最近、OpenClawというものをよく見かける。もしかしたら、自分も普段の作業に役立つかもと思い軽く調べたりはしたものの、自分が思っているエージェントにはまだ届いていないなと思い、導入は見送ることにした。
僕が欲しがっているエージェントは、多分もうひとりの自分のように動いてくれる存在。作業を代行するだけでなく、思考の断片を無限に保持し、結びつけ、ときに必要なときにそれを提示してくれるようなもの。現状のエージェントはそれころアプリの開発などでは大いに役立ちそうだけど、自分にはまだ活用できるビジョンが見えていない(これはもちろん自分の使う能力の不足も含まれる)。

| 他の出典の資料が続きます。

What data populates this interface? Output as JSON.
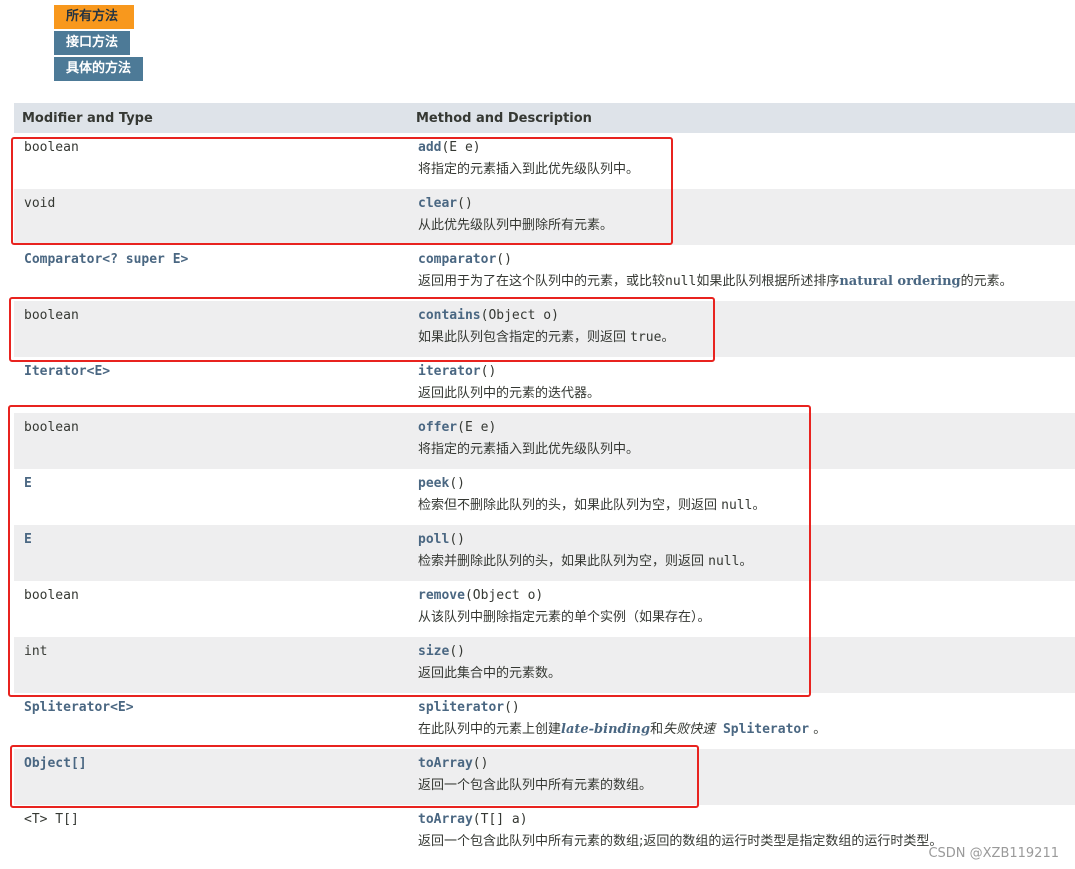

それでもAIエージェントというものには惹かれていて、新しい話題が出ればある程度はチェックしようとしている。仕事でも個人的な取り組みでも、作業的な部分をAIに代行してもらうことができれば、自分はインプットとアウトプットに注力することができる。
ただ楽をしたいだけのような気もするけど、体力や気力、あるいは認知資源の使う先を、できる限り物事を推し進めることに割り振ることができれば、総合的に生産性の向上となる。
僕がエージェントで実現できれば理想だと思うのはまず
- ChatGPT(=メインで使っている対話型AI)の会話履歴を参照でき、相互にデータのやり取りができること
- PCを直接操作し、アプリケーションやファイルを実際に取り扱えること
- できればローカルで動作すること
- タスクの量を気にせず動かし続けられること
この4点。
これによって、僕が考えていることを汲み取ることができ、さらには対話の中でタスクを指示することもできる。
そしてその上で、仕事や個人ワークの中で
- 素材の整理(バックアップ、プロキシの作成、一定期間経過した素材のリマインド)
- 雑多なメモなどの整理やラベル付け
- 画像生成などを組み合わせて操作して、絵コンテのたたき台など資料の作成
- タスク管理
などを任せられるといいなと思う。
これは将来的にもっと映像の生成なども強力になればやってみたいことがあって、それにもつながるようなこと。
それらの理想は持っているけど、結局まだ今は時期尚早かなと考えた。やらせたいことはあるものの、色々な要素の統合がうまくいかなければ結局無意味に時間を費やして、全く使い物にならない結果を生み出してしまうし、現時点で存在するツールなどで必死にそれを実現しようとしても、おそらくそれはすぐに陳腐化してしまう。
偏見かもしれないし怒られるかもしれないけど、現在のエージェントはエンジニアとは相性が良さそうだなと感じている。それは明確なタスクを与えやすいことや、成果物の完成度を定量的に測りやすいから。
自分が求めているのは、文脈・感性・創作としての質などが含まれていて、同じノリではなかなか乗ることができない。
AIエージェントが進化すれば、楽ができていいという考えにもなるかもしれないけど、作業を委ねたいのは単なる怠けや横着ではなくて、時間の捻出をしたいということ。
例えば完全な自動運転をできる車が自分の手元にあれば、電車では運べないような量の機材を運びながら、撮影現場まで本を読んだり思考タスクを進めることができる。もちろんそれは運転を外注できるだけの資本があれば実現できるが、それよりも遥かに低コストで実現できるのが自動運転だと思う。
それと同じようなことを、日々の事務的作業や流れ作業的な仕事でできれば理想的。
とはいえ、時間ができたらできたで怠惰になるという悩ましい体質を持っていることも十分わかっている。
だからこそ、そういうAIエージェントの輝かしい未来を想像しながらも、現実的に時間をうまく使える仕組みや、制約を今のうちから考えておく必要がある。
無限の自由は、まるで夢のようだけど、恐ろしく人間をダメにする悪夢も裏側に抱えている。